The uneasy coalition worked for a while – Mr. Draghi called it a “civic miracle” on Wednesday – but he lamented that the sense of compromise and working for the common good had evaporated in recent months as parties sought to distinguish themselves and sparked divisions.

“I believe that a premier who never went before electors must have the biggest support possible in Parliament,” Mr. Draghi said. “This is even more important in a context of an emergency, in which the government must take decisions that profoundly impact the lives of Italians.”

The 5-Star leader Giuseppe Conte, who complained his forces had been humiliated and ignored by other coalition parties, delivered a nine-point set of demands for Mr. Draghi to embrace, including the 5-Stars’ flagship pledge of a basic income and minimum salary.

Mr.
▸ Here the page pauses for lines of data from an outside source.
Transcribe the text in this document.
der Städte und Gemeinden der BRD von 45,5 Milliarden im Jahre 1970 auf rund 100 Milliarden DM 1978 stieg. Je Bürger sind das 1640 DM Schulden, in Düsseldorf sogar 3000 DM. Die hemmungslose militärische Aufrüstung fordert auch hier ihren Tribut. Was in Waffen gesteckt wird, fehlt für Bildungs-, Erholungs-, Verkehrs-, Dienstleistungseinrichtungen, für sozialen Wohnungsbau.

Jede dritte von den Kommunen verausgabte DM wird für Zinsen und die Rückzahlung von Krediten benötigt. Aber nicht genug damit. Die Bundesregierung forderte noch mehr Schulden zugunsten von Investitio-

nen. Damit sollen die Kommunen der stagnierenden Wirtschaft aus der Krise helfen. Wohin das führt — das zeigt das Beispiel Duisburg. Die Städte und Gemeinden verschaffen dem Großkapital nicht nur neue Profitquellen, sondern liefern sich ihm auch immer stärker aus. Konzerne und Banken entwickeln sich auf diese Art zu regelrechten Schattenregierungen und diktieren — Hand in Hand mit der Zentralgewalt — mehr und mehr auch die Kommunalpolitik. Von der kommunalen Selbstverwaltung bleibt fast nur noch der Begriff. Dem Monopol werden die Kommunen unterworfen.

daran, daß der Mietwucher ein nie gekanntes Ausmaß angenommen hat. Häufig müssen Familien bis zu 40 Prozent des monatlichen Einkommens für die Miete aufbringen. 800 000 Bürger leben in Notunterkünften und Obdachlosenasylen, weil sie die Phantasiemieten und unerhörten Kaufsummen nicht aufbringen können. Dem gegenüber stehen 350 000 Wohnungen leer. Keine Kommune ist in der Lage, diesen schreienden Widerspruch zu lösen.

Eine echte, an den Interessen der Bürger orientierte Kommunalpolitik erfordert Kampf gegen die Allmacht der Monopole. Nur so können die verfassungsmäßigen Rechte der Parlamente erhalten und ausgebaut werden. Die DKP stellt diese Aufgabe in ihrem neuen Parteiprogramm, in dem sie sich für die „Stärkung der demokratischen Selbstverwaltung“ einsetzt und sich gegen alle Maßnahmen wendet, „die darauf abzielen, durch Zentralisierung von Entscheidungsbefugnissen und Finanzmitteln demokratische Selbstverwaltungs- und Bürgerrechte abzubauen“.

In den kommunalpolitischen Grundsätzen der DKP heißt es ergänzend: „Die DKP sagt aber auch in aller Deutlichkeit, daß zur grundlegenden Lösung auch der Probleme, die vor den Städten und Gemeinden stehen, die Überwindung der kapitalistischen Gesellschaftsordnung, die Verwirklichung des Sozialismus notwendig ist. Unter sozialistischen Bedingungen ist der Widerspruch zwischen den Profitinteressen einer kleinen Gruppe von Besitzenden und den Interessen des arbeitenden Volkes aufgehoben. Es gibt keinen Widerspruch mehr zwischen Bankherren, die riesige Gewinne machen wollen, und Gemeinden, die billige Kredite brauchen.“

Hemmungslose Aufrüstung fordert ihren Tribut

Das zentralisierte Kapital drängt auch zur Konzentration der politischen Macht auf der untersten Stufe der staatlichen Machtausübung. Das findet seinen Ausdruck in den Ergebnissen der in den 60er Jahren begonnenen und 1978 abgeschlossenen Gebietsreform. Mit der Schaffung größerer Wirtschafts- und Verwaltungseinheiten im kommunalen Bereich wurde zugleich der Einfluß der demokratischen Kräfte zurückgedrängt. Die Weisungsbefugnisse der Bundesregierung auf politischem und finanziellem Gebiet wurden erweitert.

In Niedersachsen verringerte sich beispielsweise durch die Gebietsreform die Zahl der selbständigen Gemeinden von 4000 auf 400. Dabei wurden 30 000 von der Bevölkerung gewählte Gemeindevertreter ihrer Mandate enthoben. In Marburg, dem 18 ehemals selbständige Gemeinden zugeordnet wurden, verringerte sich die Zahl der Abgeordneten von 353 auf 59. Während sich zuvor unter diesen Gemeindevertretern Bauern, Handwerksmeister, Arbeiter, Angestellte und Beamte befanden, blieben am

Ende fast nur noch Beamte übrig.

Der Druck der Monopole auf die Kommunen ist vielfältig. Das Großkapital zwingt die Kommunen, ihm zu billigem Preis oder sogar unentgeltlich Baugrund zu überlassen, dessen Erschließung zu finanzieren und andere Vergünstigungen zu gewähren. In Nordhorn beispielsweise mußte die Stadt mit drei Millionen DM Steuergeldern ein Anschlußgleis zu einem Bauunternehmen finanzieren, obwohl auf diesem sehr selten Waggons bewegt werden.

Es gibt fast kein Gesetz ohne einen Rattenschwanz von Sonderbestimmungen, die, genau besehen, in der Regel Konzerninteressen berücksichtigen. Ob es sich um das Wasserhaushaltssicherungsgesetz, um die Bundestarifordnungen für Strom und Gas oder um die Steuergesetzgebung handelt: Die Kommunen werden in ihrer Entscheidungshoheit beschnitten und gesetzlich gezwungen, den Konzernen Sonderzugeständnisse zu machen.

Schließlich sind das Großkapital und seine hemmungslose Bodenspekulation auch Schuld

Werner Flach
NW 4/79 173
Draghi addressed some of the 5-Star concerns in his speech, including assurances that the basic income and minimum salary were very much on the agenda. “A true social agenda is needed” to confront soaring energy costs and the surge of inflation, he said.

He laid out key priorities for the near-term to ensure the next tranche of EU funds arrive and cited reforms concerning the justice system, bidding for public contracts, as well as Italy’s gradual independence from Russian gas as priorities.

This story was reported by The Associated Press.